Something More Advanced
The regex used with RLIKE does not need to be hardcoded into the SQL statement, and can in fact be a column in the table being queried. In a recent project, we were tasked with creating an interface for managing redirect rules à la mod_rewrite. We were able to do the entire match in the database, using SQL like this (albeit with a few more joins, groups and orders):
SELECT * FROM redirect_rules WHERE '/news' RLIKE pattern;
In this case, ‘/news’ is the incoming request path and pattern
is the
column that stores the regular expression. In our benchmarks, we found
this approach to be much faster than doing the regular expression
matching in Ruby, mostly because of the lack of ActiveRecord overhead.
Caveats
Using regular expressions in your SQL has the potential to be slow.
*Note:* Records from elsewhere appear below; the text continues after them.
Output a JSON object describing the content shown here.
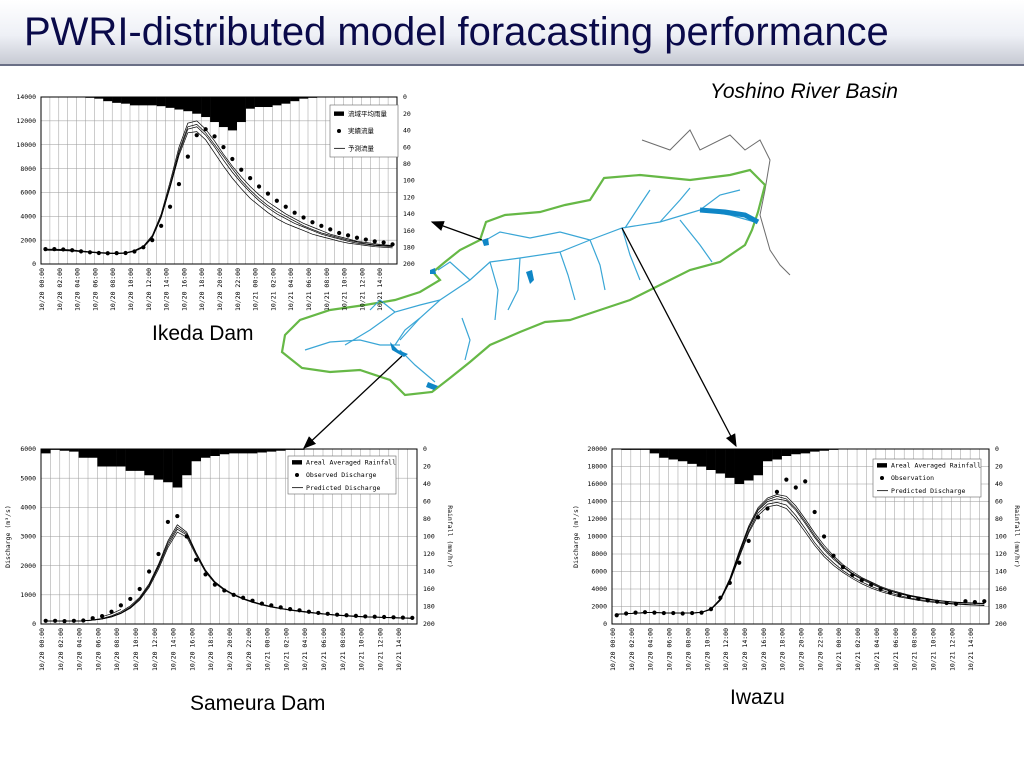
{
  "slide": {
    "title": "PWRI-distributed model foracasting performance",
    "basin_label": "Yoshino River Basin",
    "site_labels": {
      "ikeda": "Ikeda Dam",
      "sameura": "Sameura Dam",
      "iwazu": "Iwazu"
    }
  },
  "colors": {
    "title_text": "#0a0a4a",
    "basin_outline": "#66b846",
    "rivers": "#3aa6d6",
    "reservoirs": "#0f86c6",
    "rainfall_bars": "#000000",
    "observed": "#000000",
    "predicted": "#000000"
  },
  "chart_data": [
    {
      "id": "ikeda",
      "type": "bar+line+scatter",
      "site": "Ikeda Dam",
      "ylabel": "",
      "y2label": "",
      "ylim": [
        0,
        14000
      ],
      "yticks": [
        0,
        2000,
        4000,
        6000,
        8000,
        10000,
        12000,
        14000
      ],
      "y2lim": [
        0,
        200
      ],
      "y2ticks": [
        0,
        20,
        40,
        60,
        80,
        100,
        120,
        140,
        160,
        180,
        200
      ],
      "x_tick_labels": [
        "10/20 00:00",
        "10/20 02:00",
        "10/20 04:00",
        "10/20 06:00",
        "10/20 08:00",
        "10/20 10:00",
        "10/20 12:00",
        "10/20 14:00",
        "10/20 16:00",
        "10/20 18:00",
        "10/20 20:00",
        "10/20 22:00",
        "10/21 00:00",
        "10/21 02:00",
        "10/21 04:00",
        "10/21 06:00",
        "10/21 08:00",
        "10/21 10:00",
        "10/21 12:00",
        "10/21 14:00"
      ],
      "legend": [
        "流域平均雨量",
        "実績流量",
        "予測流量"
      ],
      "grid": true,
      "rainfall_hourly": [
        0,
        0,
        0,
        0,
        0,
        1,
        2,
        5,
        7,
        8,
        10,
        10,
        10,
        11,
        13,
        15,
        17,
        20,
        24,
        30,
        36,
        40,
        30,
        14,
        12,
        12,
        10,
        8,
        5,
        2,
        1,
        0,
        0,
        0,
        0,
        0,
        0,
        0,
        0,
        0
      ],
      "observed_time_h": [
        0,
        1,
        2,
        3,
        4,
        5,
        6,
        7,
        8,
        9,
        10,
        11,
        12,
        13,
        14,
        15,
        16,
        17,
        18,
        19,
        20,
        21,
        22,
        23,
        24,
        25,
        26,
        27,
        28,
        29,
        30,
        31,
        32,
        33,
        34,
        35,
        36,
        37,
        38,
        39
      ],
      "observed_discharge": [
        1250,
        1250,
        1220,
        1150,
        1060,
        980,
        920,
        900,
        910,
        920,
        1050,
        1400,
        2000,
        3200,
        4800,
        6700,
        9000,
        10800,
        11300,
        10700,
        9800,
        8800,
        7900,
        7200,
        6500,
        5900,
        5300,
        4800,
        4300,
        3900,
        3500,
        3200,
        2900,
        2600,
        2400,
        2200,
        2050,
        1900,
        1800,
        1650
      ],
      "predicted_discharge": [
        {
          "start_h": 0,
          "values": [
            1250,
            1240,
            1220,
            1180,
            1100,
            1030,
            970,
            930,
            910,
            950,
            1130,
            1500,
            2400,
            4200,
            6900,
            9800,
            11800,
            12000,
            11300,
            10300,
            9200,
            8200,
            7300,
            6500,
            5800,
            5200,
            4700,
            4200,
            3800,
            3400,
            3100,
            2800,
            2500,
            2300,
            2100,
            1900,
            1800,
            1700,
            1600,
            1550
          ]
        },
        {
          "start_h": 0,
          "values": [
            1200,
            1190,
            1170,
            1130,
            1060,
            990,
            940,
            900,
            880,
            910,
            1080,
            1420,
            2250,
            3950,
            6500,
            9300,
            11300,
            11500,
            10800,
            9800,
            8700,
            7700,
            6800,
            6000,
            5300,
            4700,
            4200,
            3800,
            3400,
            3100,
            2800,
            2500,
            2300,
            2100,
            1900,
            1750,
            1650,
            1550,
            1500,
            1450
          ]
        },
        {
          "start_h": 0,
          "values": [
            1150,
            1140,
            1120,
            1090,
            1030,
            970,
            920,
            880,
            870,
            900,
            1060,
            1380,
            2200,
            3900,
            6400,
            9100,
            11000,
            11100,
            10400,
            9300,
            8200,
            7200,
            6300,
            5500,
            4900,
            4300,
            3800,
            3400,
            3100,
            2800,
            2500,
            2300,
            2100,
            1900,
            1750,
            1650,
            1550,
            1450,
            1400,
            1350
          ]
        },
        {
          "start_h": 0,
          "values": [
            1180,
            1170,
            1150,
            1110,
            1050,
            980,
            930,
            890,
            880,
            920,
            1100,
            1450,
            2300,
            4050,
            6650,
            9500,
            11500,
            11700,
            11000,
            10000,
            9000,
            8000,
            7000,
            6200,
            5500,
            4900,
            4400,
            4000,
            3600,
            3200,
            2900,
            2600,
            2400,
            2200,
            2000,
            1850,
            1700,
            1600,
            1550,
            1500
          ]
        }
      ]
    },
    {
      "id": "sameura",
      "type": "bar+line+scatter",
      "site": "Sameura Dam",
      "ylabel": "Discharge (m³/s)",
      "y2label": "Rainfall (mm/hr)",
      "ylim": [
        0,
        6000
      ],
      "yticks": [
        0,
        1000,
        2000,
        3000,
        4000,
        5000,
        6000
      ],
      "y2lim": [
        0,
        200
      ],
      "y2ticks": [
        0,
        20,
        40,
        60,
        80,
        100,
        120,
        140,
        160,
        180,
        200
      ],
      "x_tick_labels": [
        "10/20 00:00",
        "10/20 02:00",
        "10/20 04:00",
        "10/20 06:00",
        "10/20 08:00",
        "10/20 10:00",
        "10/20 12:00",
        "10/20 14:00",
        "10/20 16:00",
        "10/20 18:00",
        "10/20 20:00",
        "10/20 22:00",
        "10/21 00:00",
        "10/21 02:00",
        "10/21 04:00",
        "10/21 06:00",
        "10/21 08:00",
        "10/21 10:00",
        "10/21 12:00",
        "10/21 14:00"
      ],
      "legend": [
        "Areal Averaged Rainfall",
        "Observed Discharge",
        "Predicted Discharge"
      ],
      "grid": true,
      "rainfall_hourly": [
        5,
        1,
        2,
        3,
        10,
        10,
        20,
        20,
        20,
        25,
        25,
        30,
        35,
        38,
        44,
        30,
        14,
        10,
        8,
        6,
        5,
        5,
        5,
        4,
        3,
        2,
        1,
        1,
        0,
        0,
        0,
        0,
        0,
        0,
        0,
        0,
        0,
        0,
        0,
        0
      ],
      "observed_time_h": [
        0,
        1,
        2,
        3,
        4,
        5,
        6,
        7,
        8,
        9,
        10,
        11,
        12,
        13,
        14,
        15,
        16,
        17,
        18,
        19,
        20,
        21,
        22,
        23,
        24,
        25,
        26,
        27,
        28,
        29,
        30,
        31,
        32,
        33,
        34,
        35,
        36,
        37,
        38,
        39
      ],
      "observed_discharge": [
        110,
        110,
        100,
        110,
        120,
        200,
        270,
        420,
        640,
        860,
        1200,
        1800,
        2400,
        3500,
        3700,
        3000,
        2200,
        1700,
        1350,
        1150,
        1000,
        900,
        800,
        700,
        640,
        570,
        510,
        470,
        420,
        380,
        350,
        320,
        300,
        280,
        260,
        250,
        240,
        230,
        220,
        210
      ],
      "predicted_discharge": [
        {
          "start_h": 0,
          "values": [
            100,
            100,
            100,
            100,
            110,
            140,
            190,
            280,
            420,
            620,
            920,
            1380,
            2050,
            2850,
            3400,
            3150,
            2450,
            1850,
            1450,
            1200,
            1020,
            880,
            770,
            680,
            600,
            540,
            490,
            450,
            410,
            370,
            340,
            310,
            290,
            270,
            250,
            240,
            230,
            220,
            210,
            200
          ]
        },
        {
          "start_h": 0,
          "values": [
            100,
            100,
            100,
            100,
            105,
            130,
            170,
            250,
            370,
            560,
            850,
            1300,
            1950,
            2700,
            3250,
            3050,
            2400,
            1820,
            1420,
            1180,
            1000,
            860,
            750,
            660,
            590,
            530,
            480,
            440,
            400,
            360,
            330,
            300,
            280,
            260,
            245,
            235,
            225,
            215,
            205,
            195
          ]
        },
        {
          "start_h": 0,
          "values": [
            100,
            100,
            100,
            100,
            105,
            130,
            170,
            240,
            360,
            540,
            820,
            1250,
            1880,
            2620,
            3150,
            2980,
            2350,
            1780,
            1400,
            1160,
            990,
            850,
            740,
            650,
            580,
            520,
            470,
            430,
            390,
            355,
            325,
            295,
            275,
            255,
            240,
            230,
            220,
            210,
            200,
            190
          ]
        },
        {
          "start_h": 0,
          "values": [
            100,
            100,
            100,
            100,
            105,
            135,
            175,
            255,
            380,
            580,
            880,
            1330,
            2000,
            2780,
            3320,
            3100,
            2420,
            1830,
            1440,
            1190,
            1010,
            870,
            760,
            670,
            595,
            535,
            485,
            445,
            405,
            365,
            335,
            305,
            285,
            265,
            248,
            238,
            228,
            218,
            208,
            198
          ]
        },
        {
          "start_h": 6,
          "values": [
            250,
            350,
            500
          ]
        }
      ]
    },
    {
      "id": "iwazu",
      "type": "bar+line+scatter",
      "site": "Iwazu",
      "ylabel": "Discharge (m³/s)",
      "y2label": "Rainfall (mm/hr)",
      "ylim": [
        0,
        20000
      ],
      "yticks": [
        0,
        2000,
        4000,
        6000,
        8000,
        10000,
        12000,
        14000,
        16000,
        18000,
        20000
      ],
      "y2lim": [
        0,
        200
      ],
      "y2ticks": [
        0,
        20,
        40,
        60,
        80,
        100,
        120,
        140,
        160,
        180,
        200
      ],
      "x_tick_labels": [
        "10/20 00:00",
        "10/20 02:00",
        "10/20 04:00",
        "10/20 06:00",
        "10/20 08:00",
        "10/20 10:00",
        "10/20 12:00",
        "10/20 14:00",
        "10/20 16:00",
        "10/20 18:00",
        "10/20 20:00",
        "10/20 22:00",
        "10/21 00:00",
        "10/21 02:00",
        "10/21 04:00",
        "10/21 06:00",
        "10/21 08:00",
        "10/21 10:00",
        "10/21 12:00",
        "10/21 14:00"
      ],
      "legend": [
        "Areal Averaged Rainfall",
        "Observation",
        "Predicted Discharge"
      ],
      "grid": true,
      "rainfall_hourly": [
        0,
        1,
        1,
        1,
        5,
        10,
        12,
        14,
        17,
        20,
        24,
        28,
        33,
        40,
        36,
        30,
        14,
        12,
        8,
        6,
        5,
        3,
        2,
        1,
        0,
        0,
        0,
        0,
        0,
        0,
        0,
        0,
        0,
        0,
        0,
        0,
        0,
        0,
        0,
        0
      ],
      "observed_time_h": [
        0,
        1,
        2,
        3,
        4,
        5,
        6,
        7,
        8,
        9,
        10,
        11,
        12,
        13,
        14,
        15,
        16,
        17,
        18,
        19,
        20,
        21,
        22,
        23,
        24,
        25,
        26,
        27,
        28,
        29,
        30,
        31,
        32,
        33,
        34,
        35,
        36,
        37,
        38,
        39
      ],
      "observed_discharge": [
        1000,
        1200,
        1300,
        1350,
        1300,
        1250,
        1250,
        1200,
        1250,
        1300,
        1700,
        3000,
        4700,
        7000,
        9500,
        12200,
        13200,
        15100,
        16500,
        15600,
        16300,
        12800,
        10000,
        7800,
        6500,
        5600,
        5000,
        4500,
        4000,
        3600,
        3300,
        3100,
        2900,
        2700,
        2550,
        2400,
        2300,
        2600,
        2500,
        2600
      ],
      "predicted_discharge": [
        {
          "start_h": 0,
          "values": [
            1100,
            1180,
            1250,
            1300,
            1300,
            1280,
            1250,
            1240,
            1260,
            1350,
            1750,
            2900,
            5200,
            8300,
            11200,
            13300,
            14400,
            14800,
            14600,
            13500,
            12000,
            10400,
            9000,
            7800,
            6800,
            6000,
            5300,
            4800,
            4300,
            3900,
            3600,
            3300,
            3100,
            2900,
            2700,
            2600,
            2500,
            2450,
            2400,
            2350
          ]
        },
        {
          "start_h": 0,
          "values": [
            1100,
            1180,
            1250,
            1300,
            1300,
            1280,
            1250,
            1240,
            1260,
            1330,
            1700,
            2800,
            5000,
            8000,
            10900,
            13000,
            14000,
            14300,
            14100,
            13000,
            11500,
            9900,
            8500,
            7400,
            6500,
            5700,
            5100,
            4600,
            4100,
            3750,
            3450,
            3200,
            3000,
            2800,
            2650,
            2550,
            2450,
            2400,
            2350,
            2300
          ]
        },
        {
          "start_h": 0,
          "values": [
            1100,
            1180,
            1250,
            1300,
            1300,
            1280,
            1250,
            1240,
            1260,
            1320,
            1680,
            2750,
            4900,
            7800,
            10600,
            12700,
            13700,
            13900,
            13600,
            12400,
            10900,
            9300,
            8000,
            7000,
            6100,
            5400,
            4800,
            4300,
            3900,
            3550,
            3250,
            3000,
            2800,
            2650,
            2500,
            2400,
            2320,
            2260,
            2200,
            2150
          ]
        },
        {
          "start_h": 0,
          "values": [
            1100,
            1180,
            1250,
            1300,
            1300,
            1280,
            1250,
            1240,
            1260,
            1340,
            1720,
            2850,
            5100,
            8150,
            11000,
            13100,
            14200,
            14600,
            14300,
            13200,
            11700,
            10100,
            8700,
            7600,
            6600,
            5800,
            5200,
            4700,
            4200,
            3800,
            3500,
            3250,
            3050,
            2850,
            2700,
            2580,
            2480,
            2420,
            2370,
            2320
          ]
        },
        {
          "start_h": 0,
          "values": [
            1100,
            1180,
            1250,
            1300,
            1300,
            1280,
            1250,
            1240,
            1260,
            1310,
            1650,
            2700,
            4800,
            7600,
            10400,
            12400,
            13400,
            13600,
            13200,
            12000,
            10500,
            9000,
            7700,
            6700,
            5900,
            5200,
            4600,
            4100,
            3700,
            3400,
            3100,
            2900,
            2700,
            2550,
            2420,
            2330,
            2250,
            2200,
            2150,
            2100
          ]
        }
      ]
    }
  ]
}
These queries can’t use indexes, so a full table scan is required. If
you can get away with using LIKE
, which has some regex-like
functionality, you should. As always: benchmark, benchmark, benchmark.
Additionally, MySQL supports POSIX regular expressions, not PCRE like Ruby. There are things (like negative lookaheads) that you simply can’t do, though you probably ought not to be doing them in your SQL anyway.
In PostgreSQL
Support for regular expressions in PostgreSQL is similar to that of
MySQL, though the syntax is different (e.g. email ~ '^a'
instead of
email RLIKE '^a'
). What’s more, Postgres contains some useful
functions for working with regular expressions, like substring
and
regexp_replace
. See the
documentation
for more information.
Conclusion
In certain circumstances, regular expressions in SQL are a handy
technique that can lead to faster, cleaner code. Don’t use RLIKE
when
LIKE
will suffice and be sure to benchmark your queries with datasets
similar to the ones you’ll be facing in production.